LOS ANGELES (FOX 11) - In a courtroom in Downtown Los Angeles, Tyler Barriss tells a judge he won't fight extradition to Kansas for a case of swatting. "Swatting" is making a phony telephone call or creating a hoax aimed at bringing out police and a SWAT team thinking something really bad is going down.
The claim? Allegedly, Barriss, from South LA, pretended to be a man in Wichita who'd shot his father in the head and poured gasoline across his home. Police in Wichita received an address and when they moved in an innocent man - Andrew Finch - who came to the door to see what was going on. Police opened fire when they thought he moved his hand toward his belt.
They thought he was going for a gun and in this slowed down police body-cam video you can hear the slowed sound of a single bullet being fired that killed Finch.
As for the why? An online gaming forum spoke with a man believed to be Barriss - an avid gamer...in the hours after the incident. The man, claiming to be Barriss is asked "Do you take any responsibility for what happened? The answer..." an argument can be made that the police wouldn't have shown up if I hadn't made the call, but I don't believe I was the only party involved."

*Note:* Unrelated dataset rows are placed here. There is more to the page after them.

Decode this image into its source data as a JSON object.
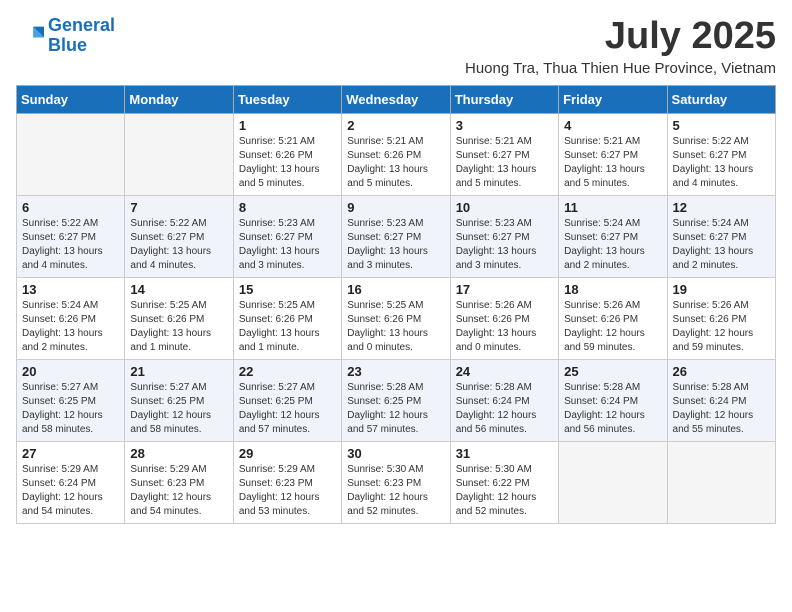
{
  "logo": {
    "line1": "General",
    "line2": "Blue"
  },
  "title": "July 2025",
  "location": "Huong Tra, Thua Thien Hue Province, Vietnam",
  "days_of_week": [
    "Sunday",
    "Monday",
    "Tuesday",
    "Wednesday",
    "Thursday",
    "Friday",
    "Saturday"
  ],
  "weeks": [
    [
      {
        "day": "",
        "sunrise": "",
        "sunset": "",
        "daylight": ""
      },
      {
        "day": "",
        "sunrise": "",
        "sunset": "",
        "daylight": ""
      },
      {
        "day": "1",
        "sunrise": "Sunrise: 5:21 AM",
        "sunset": "Sunset: 6:26 PM",
        "daylight": "Daylight: 13 hours and 5 minutes."
      },
      {
        "day": "2",
        "sunrise": "Sunrise: 5:21 AM",
        "sunset": "Sunset: 6:26 PM",
        "daylight": "Daylight: 13 hours and 5 minutes."
      },
      {
        "day": "3",
        "sunrise": "Sunrise: 5:21 AM",
        "sunset": "Sunset: 6:27 PM",
        "daylight": "Daylight: 13 hours and 5 minutes."
      },
      {
        "day": "4",
        "sunrise": "Sunrise: 5:21 AM",
        "sunset": "Sunset: 6:27 PM",
        "daylight": "Daylight: 13 hours and 5 minutes."
      },
      {
        "day": "5",
        "sunrise": "Sunrise: 5:22 AM",
        "sunset": "Sunset: 6:27 PM",
        "daylight": "Daylight: 13 hours and 4 minutes."
      }
    ],
    [
      {
        "day": "6",
        "sunrise": "Sunrise: 5:22 AM",
        "sunset": "Sunset: 6:27 PM",
        "daylight": "Daylight: 13 hours and 4 minutes."
      },
      {
        "day": "7",
        "sunrise": "Sunrise: 5:22 AM",
        "sunset": "Sunset: 6:27 PM",
        "daylight": "Daylight: 13 hours and 4 minutes."
      },
      {
        "day": "8",
        "sunrise": "Sunrise: 5:23 AM",
        "sunset": "Sunset: 6:27 PM",
        "daylight": "Daylight: 13 hours and 3 minutes."
      },
      {
        "day": "9",
        "sunrise": "Sunrise: 5:23 AM",
        "sunset": "Sunset: 6:27 PM",
        "daylight": "Daylight: 13 hours and 3 minutes."
      },
      {
        "day": "10",
        "sunrise": "Sunrise: 5:23 AM",
        "sunset": "Sunset: 6:27 PM",
        "daylight": "Daylight: 13 hours and 3 minutes."
      },
      {
        "day": "11",
        "sunrise": "Sunrise: 5:24 AM",
        "sunset": "Sunset: 6:27 PM",
        "daylight": "Daylight: 13 hours and 2 minutes."
      },
      {
        "day": "12",
        "sunrise": "Sunrise: 5:24 AM",
        "sunset": "Sunset: 6:27 PM",
        "daylight": "Daylight: 13 hours and 2 minutes."
      }
    ],
    [
      {
        "day": "13",
        "sunrise": "Sunrise: 5:24 AM",
        "sunset": "Sunset: 6:26 PM",
        "daylight": "Daylight: 13 hours and 2 minutes."
      },
      {
        "day": "14",
        "sunrise": "Sunrise: 5:25 AM",
        "sunset": "Sunset: 6:26 PM",
        "daylight": "Daylight: 13 hours and 1 minute."
      },
      {
        "day": "15",
        "sunrise": "Sunrise: 5:25 AM",
        "sunset": "Sunset: 6:26 PM",
        "daylight": "Daylight: 13 hours and 1 minute."
      },
      {
        "day": "16",
        "sunrise": "Sunrise: 5:25 AM",
        "sunset": "Sunset: 6:26 PM",
        "daylight": "Daylight: 13 hours and 0 minutes."
      },
      {
        "day": "17",
        "sunrise": "Sunrise: 5:26 AM",
        "sunset": "Sunset: 6:26 PM",
        "daylight": "Daylight: 13 hours and 0 minutes."
      },
      {
        "day": "18",
        "sunrise": "Sunrise: 5:26 AM",
        "sunset": "Sunset: 6:26 PM",
        "daylight": "Daylight: 12 hours and 59 minutes."
      },
      {
        "day": "19",
        "sunrise": "Sunrise: 5:26 AM",
        "sunset": "Sunset: 6:26 PM",
        "daylight": "Daylight: 12 hours and 59 minutes."
      }
    ],
    [
      {
        "day": "20",
        "sunrise": "Sunrise: 5:27 AM",
        "sunset": "Sunset: 6:25 PM",
        "daylight": "Daylight: 12 hours and 58 minutes."
      },
      {
        "day": "21",
        "sunrise": "Sunrise: 5:27 AM",
        "sunset": "Sunset: 6:25 PM",
        "daylight": "Daylight: 12 hours and 58 minutes."
      },
      {
        "day": "22",
        "sunrise": "Sunrise: 5:27 AM",
        "sunset": "Sunset: 6:25 PM",
        "daylight": "Daylight: 12 hours and 57 minutes."
      },
      {
        "day": "23",
        "sunrise": "Sunrise: 5:28 AM",
        "sunset": "Sunset: 6:25 PM",
        "daylight": "Daylight: 12 hours and 57 minutes."
      },
      {
        "day": "24",
        "sunrise": "Sunrise: 5:28 AM",
        "sunset": "Sunset: 6:24 PM",
        "daylight": "Daylight: 12 hours and 56 minutes."
      },
      {
        "day": "25",
        "sunrise": "Sunrise: 5:28 AM",
        "sunset": "Sunset: 6:24 PM",
        "daylight": "Daylight: 12 hours and 56 minutes."
      },
      {
        "day": "26",
        "sunrise": "Sunrise: 5:28 AM",
        "sunset": "Sunset: 6:24 PM",
        "daylight": "Daylight: 12 hours and 55 minutes."
      }
    ],
    [
      {
        "day": "27",
        "sunrise": "Sunrise: 5:29 AM",
        "sunset": "Sunset: 6:24 PM",
        "daylight": "Daylight: 12 hours and 54 minutes."
      },
      {
        "day": "28",
        "sunrise": "Sunrise: 5:29 AM",
        "sunset": "Sunset: 6:23 PM",
        "daylight": "Daylight: 12 hours and 54 minutes."
      },
      {
        "day": "29",
        "sunrise": "Sunrise: 5:29 AM",
        "sunset": "Sunset: 6:23 PM",
        "daylight": "Daylight: 12 hours and 53 minutes."
      },
      {
        "day": "30",
        "sunrise": "Sunrise: 5:30 AM",
        "sunset": "Sunset: 6:23 PM",
        "daylight": "Daylight: 12 hours and 52 minutes."
      },
      {
        "day": "31",
        "sunrise": "Sunrise: 5:30 AM",
        "sunset": "Sunset: 6:22 PM",
        "daylight": "Daylight: 12 hours and 52 minutes."
      },
      {
        "day": "",
        "sunrise": "",
        "sunset": "",
        "daylight": ""
      },
      {
        "day": "",
        "sunrise": "",
        "sunset": "",
        "daylight": ""
      }
    ]
  ]
}
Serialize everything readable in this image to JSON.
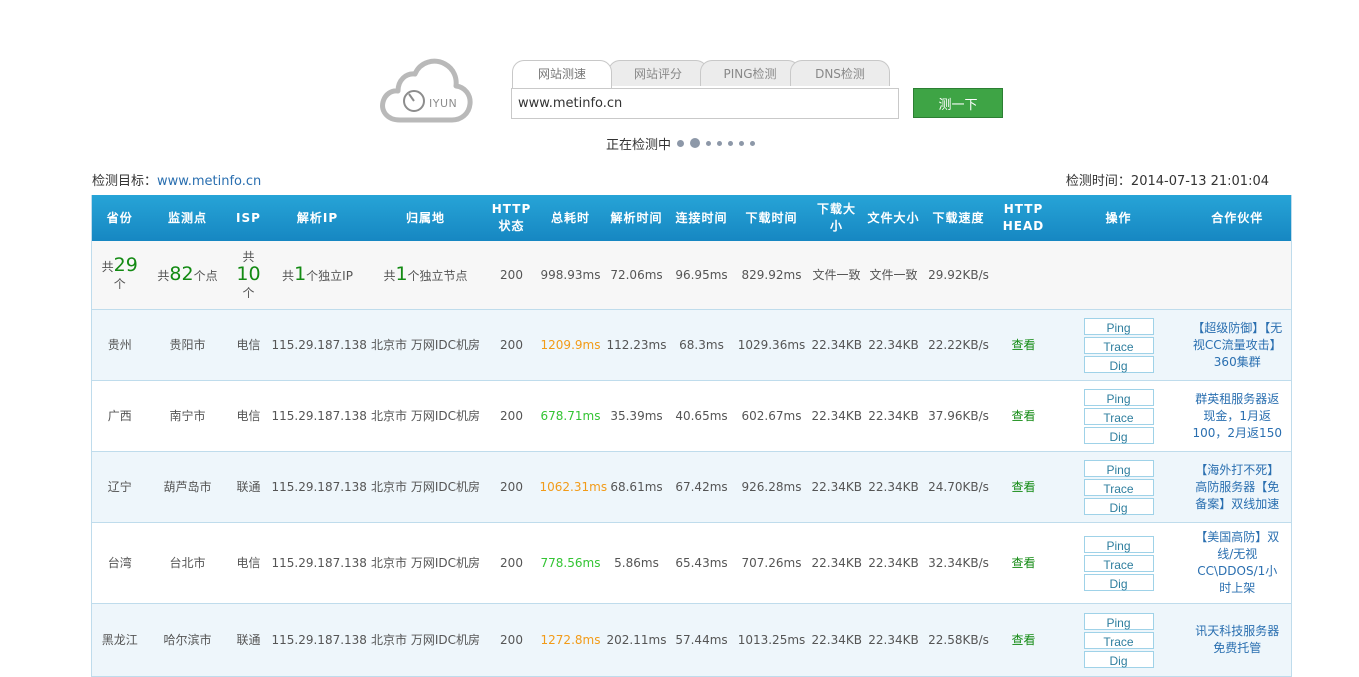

Could Barriss be tried for murder? Retired LAPD Sergeant Michael Sayre says, "He could absolutely be held 100% accountable. And, especially if this came from a gaming vindictive…a revenge where they got into an argument over gaming. Now, you've really put an emphasis on retaliation and wanton disregard for the family's safety…his safety so, absolutely…" he could be held accountable for up to first-degree murder."
Criminal Defense Attorney Lou Shapiro says they can charge what they want, but, "the fact is the defense will argue this was unforeseeable. It's never happened before and therefore this guy cannot be held accountable for it this time."
There are hundreds of swatting each year according to Federal statistics. We've had high profile ones here involving the Kardashians, Katlyn, and the Jenner family. They've happened in the Inland Empire, we've seen it up in Palmdale. But, until now, there's never been a death. So, what laws are at play?
When you ask Shapiro about the consequences of a situation like this where somebody dies. He says, there are "to an extent, but the defense would argue that...look, this was a prank, a silly prank, a mindless prank that he never thought would end up in this situation."
Meanwhile, Finch's mom and family blame police for pulling the trigger. The mother says, "I'm in denial now. I keep thinking this is a dream and I'll wake up and he's going to be here."
But, it's Barriss who soon will be in Wichita now that the judge has remanded him into the custody of the LA County Sheriffs Department with no bail.
The judge hearing the case said he should be turned over to Kansas authorities no later than February 2nd.